DTK Rot-Weiß stellt zwei Finalsieger

Was ein kleiner Mannschaftsausflug hätte sein können, war in Wirklichkeit der Finaltag der Westfalenmeisterschaften. Mit gleich drei Finalisten waren die Westfalenliga-Herren 40 des DTK Rot-Weiß vertreten, mit zwei Titelträgern beendeten sie den Tag.

Dortmund.. Dass es einen Titel geben würde, war schon vor dem ersten Ballwechsel klar. Bei den Herren 45 lieferten sich Thomas Wortelmann und Axel Wachholz ein mannschaftsinternes Duell. Es endete, wie es die mannschaftsinterne Rangordnung vorsieht, Wortelmann, die Nummer zwei des DTK Rot-Weiß, setzte sich gegen Wachholz, die Vier, durch.
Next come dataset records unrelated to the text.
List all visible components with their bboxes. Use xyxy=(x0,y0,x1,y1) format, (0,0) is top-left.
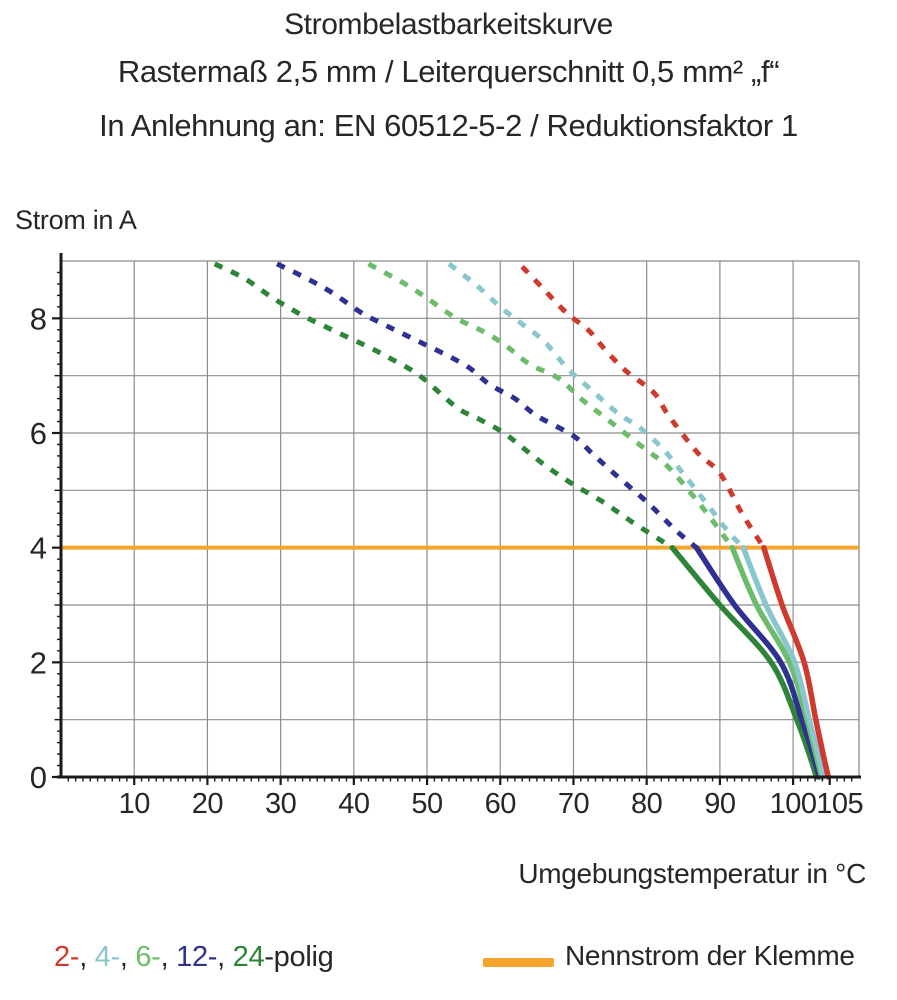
series-solid-2-polig xyxy=(761,544,832,780)
legend-pole-segment: 12- xyxy=(176,941,218,973)
series-dashed-24-polig xyxy=(213,261,674,550)
poles-legend: 2-, 4-, 6-, 12-, 24-polig xyxy=(54,941,334,974)
x-tick-label: 80 xyxy=(631,788,662,820)
y-tick-label: 4 xyxy=(30,531,47,566)
y-axis-title: Strom in A xyxy=(15,205,137,235)
x-axis-title: Umgebungstemperatur in °C xyxy=(518,858,866,889)
nominal-current-line-swatch xyxy=(483,958,554,967)
y-tick-label: 2 xyxy=(30,645,47,680)
y-tick-label: 6 xyxy=(30,416,47,451)
series-dashed-12-polig xyxy=(275,261,699,550)
x-tick-label: 50 xyxy=(411,788,442,820)
x-tick-label: 20 xyxy=(192,788,223,820)
series-solid-4-polig xyxy=(740,544,826,780)
legend-pole-segment: 24 xyxy=(232,941,265,973)
x-tick-label: 40 xyxy=(338,788,369,820)
chart-title-line-3: In Anlehnung an: EN 60512-5-2 / Reduktio… xyxy=(99,108,798,143)
series-solid-24-polig xyxy=(669,544,820,780)
x-tick-label: 100 xyxy=(770,788,817,820)
y-tick-label: 0 xyxy=(30,760,47,795)
legend-pole-segment: -polig xyxy=(264,941,334,973)
legend-pole-segment: , xyxy=(119,941,136,973)
chart-title-line-2: Rastermaß 2,5 mm / Leiterquerschnitt 0,5… xyxy=(117,54,780,89)
x-tick-label: 105 xyxy=(816,788,863,820)
legend-pole-segment: , xyxy=(160,941,177,973)
x-tick-label: 30 xyxy=(265,788,296,820)
x-tick-label: 10 xyxy=(119,788,150,820)
x-tick-label: 90 xyxy=(704,788,735,820)
series-solid-12-polig xyxy=(693,544,823,780)
y-tick-label: 8 xyxy=(30,301,47,336)
x-tick-label: 70 xyxy=(558,788,589,820)
series-dashed-4-polig xyxy=(447,261,746,550)
chart-title-line-1: Strombelastbarkeitskurve xyxy=(284,8,613,41)
legend-pole-segment: 4- xyxy=(94,941,120,973)
legend-pole-segment: , xyxy=(79,941,95,973)
legend-pole-segment: 6- xyxy=(135,941,161,973)
legend-pole-segment: 2- xyxy=(54,941,80,973)
series-dashed-6-polig xyxy=(367,261,735,550)
legend-pole-segment: , xyxy=(217,941,233,973)
series-dashed-2-polig xyxy=(520,264,766,550)
nominal-current-label: Nennstrom der Klemme xyxy=(565,940,855,971)
x-tick-label: 60 xyxy=(485,788,516,820)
Müller-Frerich setzt sich durch

Mit 6:4 und 6:2 entschied er das Finale für sich. Kurz zuvor hatte die Nummer eins der Dortmunder sein Turnier ebenfalls mit dem Titelgewinn beendet: Henrik Müller-Frerich setzte sich in der Herren 40-Konkurrenz durch. Leicht hatte er es im Finale der beiden top-gesetzten Spieler aber nicht, knapp mit 7:6 und 7:5 behielt Müller-Frerich gegen Timo Jogwer (RV Rauxel) die Oberhand.

Theoretisch hätte es aus Dortmunder Sicht noch einen dritten Westfalenmeistertitel geben können. Bei den Damen 30, einer Konkurrenz, die nach langer Pause diesmal wieder im Programm war, hatte Martina Kuhlmann (TC Eintracht) allerdings das Nachsehen. In drei Sätzen (1:6, 6:4, 2:6) verlor sie das Finale gegen Mareike Müller (TC Kamen). Bis ins Halbfinale kam Katja Lutz (ATV Dorstfeld) bei den Damen 40.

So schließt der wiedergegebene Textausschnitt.